Segundo informações do Cimi, os índios feridos foram socorridos no Hospital Socorrão 2, em São Luís. Dois índios foram alvo de tiros de raspão no rosto e já receberam alta. Os demais seguem internados. No caso mais grave, um deles teve uma mão decepada, o joelho cortado e está com uma bala alojada na coluna e outra na costela.

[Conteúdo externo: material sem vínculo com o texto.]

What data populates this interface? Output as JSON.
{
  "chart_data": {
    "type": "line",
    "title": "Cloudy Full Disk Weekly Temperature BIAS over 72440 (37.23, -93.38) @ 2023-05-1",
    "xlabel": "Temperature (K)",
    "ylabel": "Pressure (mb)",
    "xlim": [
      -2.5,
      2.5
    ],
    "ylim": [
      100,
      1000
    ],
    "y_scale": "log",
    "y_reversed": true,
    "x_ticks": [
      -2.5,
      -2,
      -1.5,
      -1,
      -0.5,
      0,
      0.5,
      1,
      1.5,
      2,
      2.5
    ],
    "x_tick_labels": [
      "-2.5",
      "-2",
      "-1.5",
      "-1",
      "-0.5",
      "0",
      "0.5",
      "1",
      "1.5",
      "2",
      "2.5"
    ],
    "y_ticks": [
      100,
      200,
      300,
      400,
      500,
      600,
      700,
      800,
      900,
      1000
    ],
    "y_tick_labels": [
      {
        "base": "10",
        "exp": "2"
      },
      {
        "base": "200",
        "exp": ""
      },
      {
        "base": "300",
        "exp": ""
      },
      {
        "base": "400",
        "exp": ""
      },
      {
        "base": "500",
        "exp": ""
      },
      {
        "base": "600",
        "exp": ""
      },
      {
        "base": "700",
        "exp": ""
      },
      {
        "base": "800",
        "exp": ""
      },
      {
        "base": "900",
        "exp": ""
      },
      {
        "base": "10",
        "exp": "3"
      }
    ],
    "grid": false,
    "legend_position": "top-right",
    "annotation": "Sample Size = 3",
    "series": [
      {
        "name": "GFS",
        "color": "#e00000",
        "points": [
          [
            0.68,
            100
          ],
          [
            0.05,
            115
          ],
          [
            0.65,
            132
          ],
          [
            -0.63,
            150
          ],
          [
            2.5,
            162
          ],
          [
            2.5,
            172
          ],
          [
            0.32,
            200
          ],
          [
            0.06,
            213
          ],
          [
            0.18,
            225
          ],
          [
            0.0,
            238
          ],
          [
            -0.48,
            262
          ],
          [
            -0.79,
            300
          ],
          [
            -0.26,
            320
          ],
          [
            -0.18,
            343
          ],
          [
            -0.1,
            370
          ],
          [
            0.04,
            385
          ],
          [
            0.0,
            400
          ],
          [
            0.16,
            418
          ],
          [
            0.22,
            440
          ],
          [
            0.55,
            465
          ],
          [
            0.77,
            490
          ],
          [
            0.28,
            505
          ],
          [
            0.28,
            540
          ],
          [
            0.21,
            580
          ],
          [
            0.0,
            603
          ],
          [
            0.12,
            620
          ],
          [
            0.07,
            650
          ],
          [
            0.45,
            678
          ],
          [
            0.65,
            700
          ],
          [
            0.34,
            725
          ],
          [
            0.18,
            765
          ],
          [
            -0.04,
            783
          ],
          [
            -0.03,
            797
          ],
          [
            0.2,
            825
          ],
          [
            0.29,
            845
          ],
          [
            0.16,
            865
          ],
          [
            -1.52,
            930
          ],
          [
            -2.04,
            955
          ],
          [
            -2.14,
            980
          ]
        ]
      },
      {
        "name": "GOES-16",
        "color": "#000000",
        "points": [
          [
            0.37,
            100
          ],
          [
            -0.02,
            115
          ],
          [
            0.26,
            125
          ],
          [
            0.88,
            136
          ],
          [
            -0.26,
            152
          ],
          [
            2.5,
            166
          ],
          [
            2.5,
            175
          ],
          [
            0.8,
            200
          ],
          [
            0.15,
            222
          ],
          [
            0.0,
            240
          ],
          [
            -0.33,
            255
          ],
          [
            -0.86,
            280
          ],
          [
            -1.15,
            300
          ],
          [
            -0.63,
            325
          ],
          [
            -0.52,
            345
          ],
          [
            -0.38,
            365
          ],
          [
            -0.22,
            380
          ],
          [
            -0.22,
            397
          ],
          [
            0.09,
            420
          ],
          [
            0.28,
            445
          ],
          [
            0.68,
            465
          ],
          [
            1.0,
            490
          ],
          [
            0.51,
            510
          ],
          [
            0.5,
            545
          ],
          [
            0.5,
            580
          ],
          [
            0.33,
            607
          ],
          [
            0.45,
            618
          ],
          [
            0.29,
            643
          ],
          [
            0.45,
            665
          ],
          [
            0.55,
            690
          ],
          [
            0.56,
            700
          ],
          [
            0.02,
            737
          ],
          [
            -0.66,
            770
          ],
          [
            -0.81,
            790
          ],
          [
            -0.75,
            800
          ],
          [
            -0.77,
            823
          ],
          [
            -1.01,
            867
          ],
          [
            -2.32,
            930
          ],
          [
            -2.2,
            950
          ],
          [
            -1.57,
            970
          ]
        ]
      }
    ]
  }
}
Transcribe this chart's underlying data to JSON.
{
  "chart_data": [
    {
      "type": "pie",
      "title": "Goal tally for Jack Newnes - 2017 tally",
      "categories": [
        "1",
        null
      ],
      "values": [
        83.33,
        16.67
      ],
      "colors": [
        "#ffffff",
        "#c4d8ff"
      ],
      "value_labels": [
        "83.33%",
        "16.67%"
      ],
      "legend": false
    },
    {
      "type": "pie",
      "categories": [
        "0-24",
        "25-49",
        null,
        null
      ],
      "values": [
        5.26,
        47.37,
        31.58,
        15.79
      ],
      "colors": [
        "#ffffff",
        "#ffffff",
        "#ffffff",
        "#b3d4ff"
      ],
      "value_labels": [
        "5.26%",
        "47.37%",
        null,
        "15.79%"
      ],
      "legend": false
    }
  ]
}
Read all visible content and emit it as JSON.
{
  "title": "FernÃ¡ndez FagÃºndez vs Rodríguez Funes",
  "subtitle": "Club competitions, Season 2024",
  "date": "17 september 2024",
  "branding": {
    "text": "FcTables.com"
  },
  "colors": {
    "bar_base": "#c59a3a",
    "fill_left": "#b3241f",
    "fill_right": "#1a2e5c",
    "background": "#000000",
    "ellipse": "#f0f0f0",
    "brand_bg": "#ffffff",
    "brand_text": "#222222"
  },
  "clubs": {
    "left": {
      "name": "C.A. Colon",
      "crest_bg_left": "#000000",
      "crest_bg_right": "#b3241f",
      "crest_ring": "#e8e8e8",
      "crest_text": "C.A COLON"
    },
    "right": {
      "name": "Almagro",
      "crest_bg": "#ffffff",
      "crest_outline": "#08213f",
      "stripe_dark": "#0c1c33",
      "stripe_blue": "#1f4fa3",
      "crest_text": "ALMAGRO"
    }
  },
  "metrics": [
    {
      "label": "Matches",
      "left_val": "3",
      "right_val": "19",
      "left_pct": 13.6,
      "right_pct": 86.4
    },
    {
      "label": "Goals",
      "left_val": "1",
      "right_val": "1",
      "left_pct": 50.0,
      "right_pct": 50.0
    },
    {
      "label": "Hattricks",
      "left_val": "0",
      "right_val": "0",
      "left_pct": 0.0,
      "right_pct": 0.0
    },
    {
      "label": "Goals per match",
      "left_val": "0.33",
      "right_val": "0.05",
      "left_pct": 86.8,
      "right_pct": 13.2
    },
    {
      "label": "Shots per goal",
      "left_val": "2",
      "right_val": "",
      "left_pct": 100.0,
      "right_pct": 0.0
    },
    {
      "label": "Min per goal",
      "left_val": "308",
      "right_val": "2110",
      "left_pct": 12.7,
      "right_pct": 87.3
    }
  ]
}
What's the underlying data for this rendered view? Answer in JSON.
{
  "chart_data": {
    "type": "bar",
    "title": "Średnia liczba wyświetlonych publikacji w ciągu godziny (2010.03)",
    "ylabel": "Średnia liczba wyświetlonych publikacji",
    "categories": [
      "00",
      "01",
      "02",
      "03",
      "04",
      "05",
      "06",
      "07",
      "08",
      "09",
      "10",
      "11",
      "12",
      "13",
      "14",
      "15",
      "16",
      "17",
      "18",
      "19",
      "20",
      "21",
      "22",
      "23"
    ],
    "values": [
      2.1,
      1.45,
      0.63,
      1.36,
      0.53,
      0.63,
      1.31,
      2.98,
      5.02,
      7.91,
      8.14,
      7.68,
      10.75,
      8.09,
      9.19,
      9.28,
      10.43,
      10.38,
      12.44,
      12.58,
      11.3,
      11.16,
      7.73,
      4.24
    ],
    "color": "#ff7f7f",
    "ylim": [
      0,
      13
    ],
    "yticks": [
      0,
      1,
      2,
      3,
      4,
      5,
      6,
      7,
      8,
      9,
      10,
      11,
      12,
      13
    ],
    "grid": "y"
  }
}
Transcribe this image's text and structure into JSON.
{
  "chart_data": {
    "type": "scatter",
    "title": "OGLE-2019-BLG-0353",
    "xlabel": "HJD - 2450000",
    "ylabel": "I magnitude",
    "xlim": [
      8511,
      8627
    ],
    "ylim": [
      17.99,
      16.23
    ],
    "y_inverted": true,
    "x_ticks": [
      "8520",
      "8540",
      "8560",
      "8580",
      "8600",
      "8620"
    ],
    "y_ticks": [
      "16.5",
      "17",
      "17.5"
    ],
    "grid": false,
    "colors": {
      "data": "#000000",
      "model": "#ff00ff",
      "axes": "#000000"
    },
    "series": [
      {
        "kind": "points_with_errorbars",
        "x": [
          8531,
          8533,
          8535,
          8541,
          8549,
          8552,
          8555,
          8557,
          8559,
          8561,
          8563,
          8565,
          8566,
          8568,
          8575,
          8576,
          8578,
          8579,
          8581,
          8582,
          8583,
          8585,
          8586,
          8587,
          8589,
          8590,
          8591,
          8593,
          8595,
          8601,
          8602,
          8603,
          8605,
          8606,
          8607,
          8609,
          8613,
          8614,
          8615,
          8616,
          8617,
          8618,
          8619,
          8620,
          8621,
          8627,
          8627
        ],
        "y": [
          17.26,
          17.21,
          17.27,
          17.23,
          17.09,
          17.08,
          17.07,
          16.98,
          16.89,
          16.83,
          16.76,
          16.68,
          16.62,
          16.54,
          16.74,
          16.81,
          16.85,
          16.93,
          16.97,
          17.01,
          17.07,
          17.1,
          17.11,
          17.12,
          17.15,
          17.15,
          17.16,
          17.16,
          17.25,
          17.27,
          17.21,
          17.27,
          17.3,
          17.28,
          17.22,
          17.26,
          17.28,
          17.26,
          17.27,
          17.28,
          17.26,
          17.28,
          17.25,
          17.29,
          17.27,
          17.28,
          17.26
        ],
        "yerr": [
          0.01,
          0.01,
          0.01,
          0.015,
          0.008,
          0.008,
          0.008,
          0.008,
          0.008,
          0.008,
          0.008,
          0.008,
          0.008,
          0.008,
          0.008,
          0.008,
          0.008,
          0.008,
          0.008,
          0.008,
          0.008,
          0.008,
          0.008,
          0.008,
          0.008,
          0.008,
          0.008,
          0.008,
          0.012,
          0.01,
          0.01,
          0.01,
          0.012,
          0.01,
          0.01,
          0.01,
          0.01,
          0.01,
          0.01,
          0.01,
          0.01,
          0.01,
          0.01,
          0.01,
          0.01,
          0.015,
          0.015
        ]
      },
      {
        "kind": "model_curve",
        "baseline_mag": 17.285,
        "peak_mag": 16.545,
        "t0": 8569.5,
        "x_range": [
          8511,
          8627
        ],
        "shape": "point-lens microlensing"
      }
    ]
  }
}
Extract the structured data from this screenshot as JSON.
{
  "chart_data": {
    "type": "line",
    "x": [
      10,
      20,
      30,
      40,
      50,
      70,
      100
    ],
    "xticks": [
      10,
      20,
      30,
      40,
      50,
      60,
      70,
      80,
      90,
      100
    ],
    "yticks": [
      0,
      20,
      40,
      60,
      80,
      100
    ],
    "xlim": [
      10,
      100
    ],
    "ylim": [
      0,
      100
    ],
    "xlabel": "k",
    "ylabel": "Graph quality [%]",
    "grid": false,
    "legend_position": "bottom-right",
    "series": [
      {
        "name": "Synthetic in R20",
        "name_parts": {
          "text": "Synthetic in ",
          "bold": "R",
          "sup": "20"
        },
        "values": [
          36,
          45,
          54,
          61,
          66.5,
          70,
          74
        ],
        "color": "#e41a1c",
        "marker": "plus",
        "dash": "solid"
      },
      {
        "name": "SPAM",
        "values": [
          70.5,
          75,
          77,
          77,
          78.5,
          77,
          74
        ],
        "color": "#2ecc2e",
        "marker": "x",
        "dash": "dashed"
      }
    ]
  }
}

Ainda não há confirmação sobre a autoria do ataque, mas a área é disputada por fazendeiros da região. Após o registro do ataque, a Polícia Militar do estado foi deslocada para a região para intervir no conflito.

Tribunal de Justiça

A Secretaria de Direitos Humanos do Maranhão informou que vai destacar uma equipe para investigar o caso e ouvir os indígenas transferidos para São Luís. De acordo com a secretaria, o governo do estado está agindo para garantir a segurança na área.

Esta não é a primeira vez em que os gamelas são alvo de ataque. Nos dois últimos anos, foram registradas duas tentativas de ataques a tiros, mas os suspeitos foram expulsos pelos indígenas.

Em 2016, o Tribunal de Justiça do Maranhão suspendeu a integração de posse da área. O pedido foi solicitado por um empresário da região e aceito pelo juiz local.